Intercept Homogeneity Test for Fixed Effect Models under Cross-sectional Dependence: Some Insights
Journal of Econometric Methods
This paper develops a test for intercept homogeneity in fixed-effects one-way error component models assuming slope homogeneity. We show that the proposed test works equally well when intercepts are assumed to be either fixed (non-stochastic) or random. Moreover, this test can also be used to test for random effect vs. fixed effect although in the restrictive sense. The test is shown to be robust to cross-sectional dependence; for both weak and strong dependence. The proposed test is shown to have a standard χ2 limiting distribution and is free from nuisance parameters under the null hypothesis. Monte Carlo simulations also show that the proposed test delivers more accurate finite sample sizes than existing tests for various combinations of N and T. Simulation study shows that F-test is either over-sized or under-sized depending on the pattern of cross-sectional dependence. The performance of Hausman test (1978), on the other hand, is quite unstable across various DGPs; and empirical size varies from 0% to the nominal sizes depending on the structure of error variance-covariance matrix. The power of the proposed test outperforms the other two tests.

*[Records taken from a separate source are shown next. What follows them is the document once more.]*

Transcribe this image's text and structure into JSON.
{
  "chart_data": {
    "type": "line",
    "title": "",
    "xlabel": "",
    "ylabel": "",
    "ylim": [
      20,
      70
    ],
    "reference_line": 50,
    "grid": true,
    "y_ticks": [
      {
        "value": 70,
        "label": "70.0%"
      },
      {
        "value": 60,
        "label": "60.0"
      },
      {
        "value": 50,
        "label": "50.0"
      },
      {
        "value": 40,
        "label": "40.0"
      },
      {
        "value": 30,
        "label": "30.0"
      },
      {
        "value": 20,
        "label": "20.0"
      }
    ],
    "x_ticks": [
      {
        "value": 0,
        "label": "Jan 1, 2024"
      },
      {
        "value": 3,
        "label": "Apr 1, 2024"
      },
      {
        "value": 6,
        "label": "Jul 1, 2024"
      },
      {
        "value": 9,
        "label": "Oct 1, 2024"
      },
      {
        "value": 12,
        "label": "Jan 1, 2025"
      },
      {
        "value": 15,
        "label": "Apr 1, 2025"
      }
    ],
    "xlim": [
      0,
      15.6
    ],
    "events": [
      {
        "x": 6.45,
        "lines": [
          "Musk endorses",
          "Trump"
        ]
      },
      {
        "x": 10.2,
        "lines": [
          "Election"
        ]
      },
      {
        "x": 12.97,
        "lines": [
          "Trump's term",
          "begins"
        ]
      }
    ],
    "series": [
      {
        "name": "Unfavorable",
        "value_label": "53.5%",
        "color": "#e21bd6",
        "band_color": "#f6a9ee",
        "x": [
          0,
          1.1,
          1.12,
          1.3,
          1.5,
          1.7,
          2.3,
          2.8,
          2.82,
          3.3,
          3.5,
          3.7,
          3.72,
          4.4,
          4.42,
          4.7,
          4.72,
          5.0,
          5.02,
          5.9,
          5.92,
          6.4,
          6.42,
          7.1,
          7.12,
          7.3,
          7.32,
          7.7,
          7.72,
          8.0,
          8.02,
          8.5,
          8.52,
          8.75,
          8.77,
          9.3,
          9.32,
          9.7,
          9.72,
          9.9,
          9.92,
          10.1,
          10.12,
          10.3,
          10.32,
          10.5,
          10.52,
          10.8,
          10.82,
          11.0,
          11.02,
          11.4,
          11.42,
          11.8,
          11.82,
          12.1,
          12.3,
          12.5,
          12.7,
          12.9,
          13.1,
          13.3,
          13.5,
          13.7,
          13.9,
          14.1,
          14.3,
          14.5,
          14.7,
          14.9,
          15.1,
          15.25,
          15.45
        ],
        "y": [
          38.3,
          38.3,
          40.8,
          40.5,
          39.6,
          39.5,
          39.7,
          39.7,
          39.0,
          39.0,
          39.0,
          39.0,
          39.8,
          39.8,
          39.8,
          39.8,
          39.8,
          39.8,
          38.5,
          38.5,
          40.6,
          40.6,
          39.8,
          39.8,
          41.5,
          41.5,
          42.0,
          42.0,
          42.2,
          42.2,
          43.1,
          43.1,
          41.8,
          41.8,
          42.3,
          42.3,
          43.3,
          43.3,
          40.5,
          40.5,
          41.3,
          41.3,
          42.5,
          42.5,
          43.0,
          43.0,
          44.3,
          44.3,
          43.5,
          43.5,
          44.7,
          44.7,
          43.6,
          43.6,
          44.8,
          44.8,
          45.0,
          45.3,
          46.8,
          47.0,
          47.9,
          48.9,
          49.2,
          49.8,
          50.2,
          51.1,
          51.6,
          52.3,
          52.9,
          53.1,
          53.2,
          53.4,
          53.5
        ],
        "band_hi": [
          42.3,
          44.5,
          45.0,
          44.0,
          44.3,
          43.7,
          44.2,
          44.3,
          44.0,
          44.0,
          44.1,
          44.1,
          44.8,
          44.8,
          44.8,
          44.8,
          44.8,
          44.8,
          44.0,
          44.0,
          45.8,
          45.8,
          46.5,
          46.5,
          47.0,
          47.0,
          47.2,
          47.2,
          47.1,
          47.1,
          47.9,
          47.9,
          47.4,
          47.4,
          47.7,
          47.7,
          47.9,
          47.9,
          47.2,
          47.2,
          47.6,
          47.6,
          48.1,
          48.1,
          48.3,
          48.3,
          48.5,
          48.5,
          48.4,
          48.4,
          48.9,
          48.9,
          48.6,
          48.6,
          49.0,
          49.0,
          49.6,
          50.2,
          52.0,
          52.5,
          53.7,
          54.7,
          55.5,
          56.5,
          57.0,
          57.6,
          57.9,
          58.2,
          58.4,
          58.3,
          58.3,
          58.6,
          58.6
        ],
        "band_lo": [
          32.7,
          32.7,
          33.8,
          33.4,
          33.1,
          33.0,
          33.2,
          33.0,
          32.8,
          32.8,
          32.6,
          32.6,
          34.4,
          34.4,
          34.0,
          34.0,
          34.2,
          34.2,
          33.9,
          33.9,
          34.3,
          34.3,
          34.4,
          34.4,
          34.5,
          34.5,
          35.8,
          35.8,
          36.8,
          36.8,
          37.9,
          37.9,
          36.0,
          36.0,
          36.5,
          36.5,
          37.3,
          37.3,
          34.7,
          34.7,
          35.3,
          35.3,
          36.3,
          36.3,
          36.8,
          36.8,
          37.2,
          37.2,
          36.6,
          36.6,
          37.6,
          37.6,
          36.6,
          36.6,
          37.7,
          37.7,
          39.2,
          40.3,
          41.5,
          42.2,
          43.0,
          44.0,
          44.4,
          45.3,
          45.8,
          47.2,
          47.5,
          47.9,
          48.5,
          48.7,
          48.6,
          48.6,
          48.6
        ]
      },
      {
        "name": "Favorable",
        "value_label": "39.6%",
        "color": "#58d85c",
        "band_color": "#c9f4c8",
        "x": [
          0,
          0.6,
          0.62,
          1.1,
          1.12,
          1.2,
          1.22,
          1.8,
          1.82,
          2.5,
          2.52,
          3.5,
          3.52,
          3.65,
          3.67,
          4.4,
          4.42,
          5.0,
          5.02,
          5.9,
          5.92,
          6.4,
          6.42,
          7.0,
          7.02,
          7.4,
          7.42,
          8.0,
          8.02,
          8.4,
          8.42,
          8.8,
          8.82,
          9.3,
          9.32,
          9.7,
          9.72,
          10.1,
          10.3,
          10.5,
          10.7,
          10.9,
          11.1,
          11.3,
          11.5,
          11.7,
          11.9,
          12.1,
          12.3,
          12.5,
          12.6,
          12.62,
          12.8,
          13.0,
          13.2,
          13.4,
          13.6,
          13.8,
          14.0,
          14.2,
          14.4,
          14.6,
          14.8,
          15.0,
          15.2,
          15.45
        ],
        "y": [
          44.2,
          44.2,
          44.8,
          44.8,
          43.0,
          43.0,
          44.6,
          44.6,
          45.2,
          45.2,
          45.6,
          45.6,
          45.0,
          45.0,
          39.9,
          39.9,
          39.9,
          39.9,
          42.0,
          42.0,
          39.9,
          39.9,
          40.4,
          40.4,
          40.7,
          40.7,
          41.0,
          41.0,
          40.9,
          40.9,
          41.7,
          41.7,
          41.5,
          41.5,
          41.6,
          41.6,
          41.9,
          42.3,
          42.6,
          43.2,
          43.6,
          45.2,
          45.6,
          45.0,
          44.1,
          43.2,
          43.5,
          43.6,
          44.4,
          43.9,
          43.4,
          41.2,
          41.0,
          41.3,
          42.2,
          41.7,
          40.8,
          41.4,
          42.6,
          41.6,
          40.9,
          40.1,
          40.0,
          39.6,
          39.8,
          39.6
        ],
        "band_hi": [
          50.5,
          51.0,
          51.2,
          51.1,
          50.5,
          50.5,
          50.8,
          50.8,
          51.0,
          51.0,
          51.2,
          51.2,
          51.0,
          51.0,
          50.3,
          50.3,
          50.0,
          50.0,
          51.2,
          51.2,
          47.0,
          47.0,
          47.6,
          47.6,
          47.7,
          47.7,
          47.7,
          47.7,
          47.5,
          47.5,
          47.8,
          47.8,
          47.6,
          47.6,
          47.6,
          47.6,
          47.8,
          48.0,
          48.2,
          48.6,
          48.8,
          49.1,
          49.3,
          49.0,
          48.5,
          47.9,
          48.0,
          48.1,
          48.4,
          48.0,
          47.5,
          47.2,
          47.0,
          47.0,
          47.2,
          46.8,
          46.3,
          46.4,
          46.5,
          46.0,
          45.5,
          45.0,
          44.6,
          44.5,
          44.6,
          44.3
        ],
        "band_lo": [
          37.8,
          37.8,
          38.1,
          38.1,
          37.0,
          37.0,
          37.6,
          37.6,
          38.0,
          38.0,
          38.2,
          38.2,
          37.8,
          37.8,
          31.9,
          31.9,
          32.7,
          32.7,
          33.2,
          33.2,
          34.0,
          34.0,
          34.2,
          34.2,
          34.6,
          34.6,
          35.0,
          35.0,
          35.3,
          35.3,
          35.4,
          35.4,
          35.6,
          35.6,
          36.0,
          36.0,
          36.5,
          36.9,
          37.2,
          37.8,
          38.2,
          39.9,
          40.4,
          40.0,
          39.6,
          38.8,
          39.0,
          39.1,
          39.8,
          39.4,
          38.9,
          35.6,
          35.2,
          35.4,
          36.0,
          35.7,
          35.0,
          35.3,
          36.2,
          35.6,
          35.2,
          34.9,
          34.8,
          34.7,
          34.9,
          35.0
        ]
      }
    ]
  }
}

It is worthwhile to mention that the power of our proposed test increases with T in contrast to that of Hausman test which is known to have no power as T→∞. An empirical illustration to examine the Kuznets' U curve hypothesis with balanced panel data of Indian states is also provided. This empirical illustration points out the efficacy and the necessity of our robust test.
Basak, Gopal K. and Das, Samarjit, "Intercept Homogeneity Test for Fixed Effect Models under Cross-sectional Dependence: Some Insights" (2017). Journal Articles. 2726.